Es wurden Richtlinien erarbeitet, wie der Sport in der Gesellschaft eingebettet werden könnte. Zuerst: Der Sport gehört mit zum Besten in der DDR, da steht die Frage der Erneuerung nicht so krass wie in anderen Bereichen, die Ausgangsbedingungen sind besser. Wer den Leistungssport anzweifelt, ist unehrlich oder hat keine Ahnung. Allerdings ist vieles vernachlässigt worden, weil die materiell -technische Basis fehlte.

Eine konkrete Veränderung: Im Fußball wird es künftig eine Transferliste geben. Heißt das, wenn schon Ausverkauf, dann wenigstens für viel Geld?
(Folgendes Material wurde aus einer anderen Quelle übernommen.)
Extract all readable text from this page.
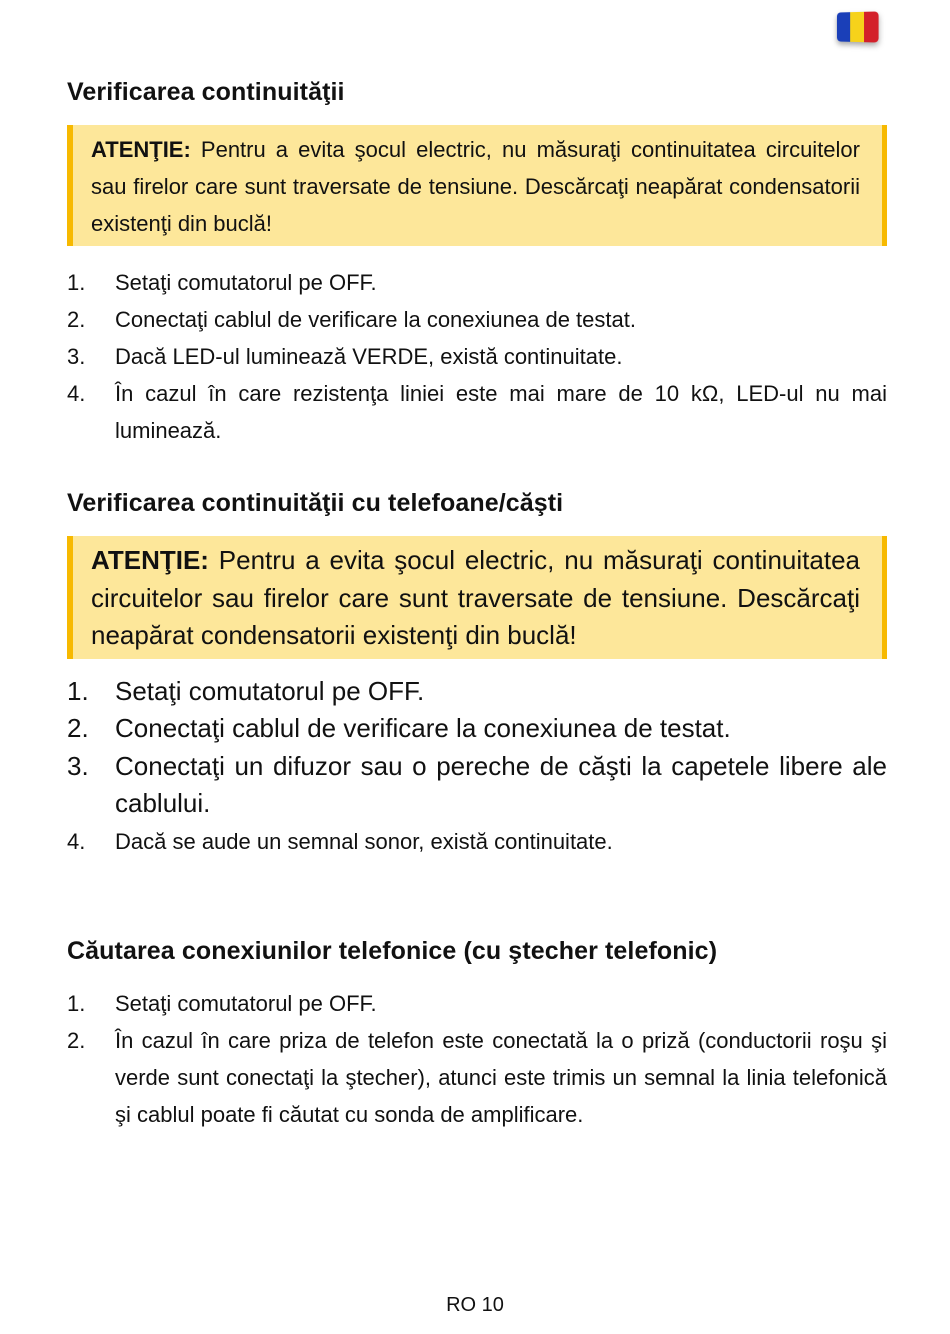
Verificarea continuităţii
ATENŢIE: Pentru a evita şocul electric, nu măsuraţi continuitatea circuitelor sau firelor care sunt traversate de tensiune. Descărcaţi neapărat condensatorii existenţi din buclă!
1. Setaţi comutatorul pe OFF.
2. Conectaţi cablul de verificare la conexiunea de testat.
3. Dacă LED-ul luminează VERDE, există continuitate.
4. În cazul în care rezistenţa liniei este mai mare de 10 kΩ, LED-ul nu mai luminează.
Verificarea continuităţii cu telefoane/căşti
ATENŢIE: Pentru a evita şocul electric, nu măsuraţi continuitatea circuitelor sau firelor care sunt traversate de tensiune. Descărcaţi neapărat condensatorii existenţi din buclă!
1. Setaţi comutatorul pe OFF.
2. Conectaţi cablul de verificare la conexiunea de testat.
3. Conectaţi un difuzor sau o pereche de căşti la capetele libere ale cablului.
4. Dacă se aude un semnal sonor, există continuitate.
Căutarea conexiunilor telefonice (cu ştecher telefonic)
1. Setaţi comutatorul pe OFF.
2. În cazul în care priza de telefon este conectată la o priză (conductorii roşu şi verde sunt conectaţi la ştecher), atunci este trimis un semnal la linia telefonică şi cablul poate fi căutat cu sonda de amplificare.
RO 10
Auf jeden Fall. DDR-Kaufleute müssen nicht dümmer sein als kapitalistische. Nur Profisport wird es in der DDR nicht geben, dafür fehlt alleine der Marktmechanismus. Aber es werden sicher einige in die Bundesliga gehen.

Und dort spielen sie als Ausländer?

Das entspricht unserer Zwei-Staaten-Theorie, die von der FIFA sanktioniert ist.

Die (Ost-)'Berliner Zeitung‘ fürchtet, die Spieler könnten von den Westvereinen finanziell überzeugt werden, den Paß zu wechseln.

Die internationalen Regeln könnten da als Bremse wirken, auf der Ebene des Hochleistungssports zumindest. Alles was drunter ist, Kreisligaebene usw., hat da keine Schranken, und viele sind schon weg. Da verlieren wir viele Talente. Aber wir wollen niemand festketten, es wird auch für Fußballer und andere eine Altersgrenze geben, nach deren Erreichen sie ins Ausland gehen können.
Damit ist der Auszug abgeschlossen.